The Spanish Prisoner



Slights of hand, trickery of the verbal, visual, and plot kind - must be Mamet. But wait! What's this?! PG-rated Mamet?! This cannot be! Surely the sizzle and grit is gone. But no. The Spanish Prisoner is actually quite good.

The film follows Campbell Scott, a inventor of sorts, whose character has created something that will make the company he works for a lot of money. Keeping his hands on the secret seems easy enough. Should be.

I watched the first 45-60 minutes of this movie wondering what I was watching. I couldn't categorize the film, not because I couldn't follow it. Rather, I had no idea where the plot could or would go.

I should say that I was able to figure out where. And I knew what kind of movie it was. I started out thinking it was like an Alfred Hitchcock movie - maybe The Man Who Knew Too Much. Then I realized I was going about it all wrong. The Spanish Prisoner should be filed under Mamet in the video store, cause it has his handiwork written all over it.

That's both good and bad. Like I have noticed in his other movies (Heist and Spartan specifically), he pulls the wool over your eyes but leaves a peep hole. You get tricked, but the real trickery is making the trickery so obvious that you miss it anyway. I started to think, "That's not all that smart. It's simple, really. Maybe too simple." But that's the genius of Mamet - too simple to be dumb. Does that make sense? He plays your judgments against you. Trying to figure out what's happening only makes you miss things you should have been paying attention to.

If Mamet's struggled at his own game, it's most apparent in The Spanish Prisoner. The problem isn't that he didn't take me for all I'm worth. He did. He got me fair and square. The problem is that he was too obvious this time around. He made specific reference points stick out (WAY out) in front of the audience. He said "This is important! Remember this!" So I did. In that way, he makes his most accessible movie. No one's gonna get lost. It's all there. The audience can jumble things around, question themselves, but still figure it out long before they're supposed to. I know I just said he got me. The thing is that any number of people could have paid enough attention to be on the up and up the whole way through. It's not hard. I'm just the kind of guy ripe for the fooling. That's not Mamet's fault. It's mine. His problem is over accentuating the clues.

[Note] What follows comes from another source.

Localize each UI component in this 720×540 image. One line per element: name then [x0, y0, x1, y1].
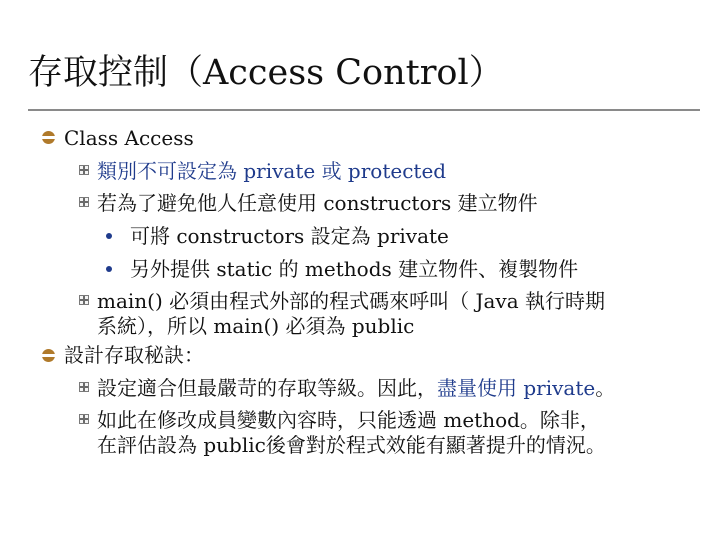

I praise and criticize Mamet for the same thing. I must be out of my mind, right? A little. Happily, Mamet challenges me. He's always successful, but he doesn't always go about it the right way.

Other things - his handling of the end was soft. Satisfying, but only because it wrapped things up, not because the dialogue was Mamet-sharp or even all that convincing. It winds up in a fashion not above that of a TV movie or Law and Order.

I am a HUGE fan of the first two acts. Yahoo! Write-it-down-in-love with the first two acts. But that last act, which I can certainly tolerate, brought me down off my high.

Campbell Scott - good. Steve Martin - solid. Rebecca Pigeon - so so. And that's the thing. Mamet could have casted dozens of more accomplished and more talented actresses than his wife. I like Rebecca Pigeon. I even liked her in this movie. But she ends up just being okay. And she kind of blows her part in the last act. I loved her and she was good in State and Main, but if I'm honest with myself, Mamet can do better...you know...casting wise.

I know this review is confusing. I'd like to say that was on purpose to try to play off some of the same slight of hand Mamet uses, but it's just because Mamet drives me crazy. For better or worse.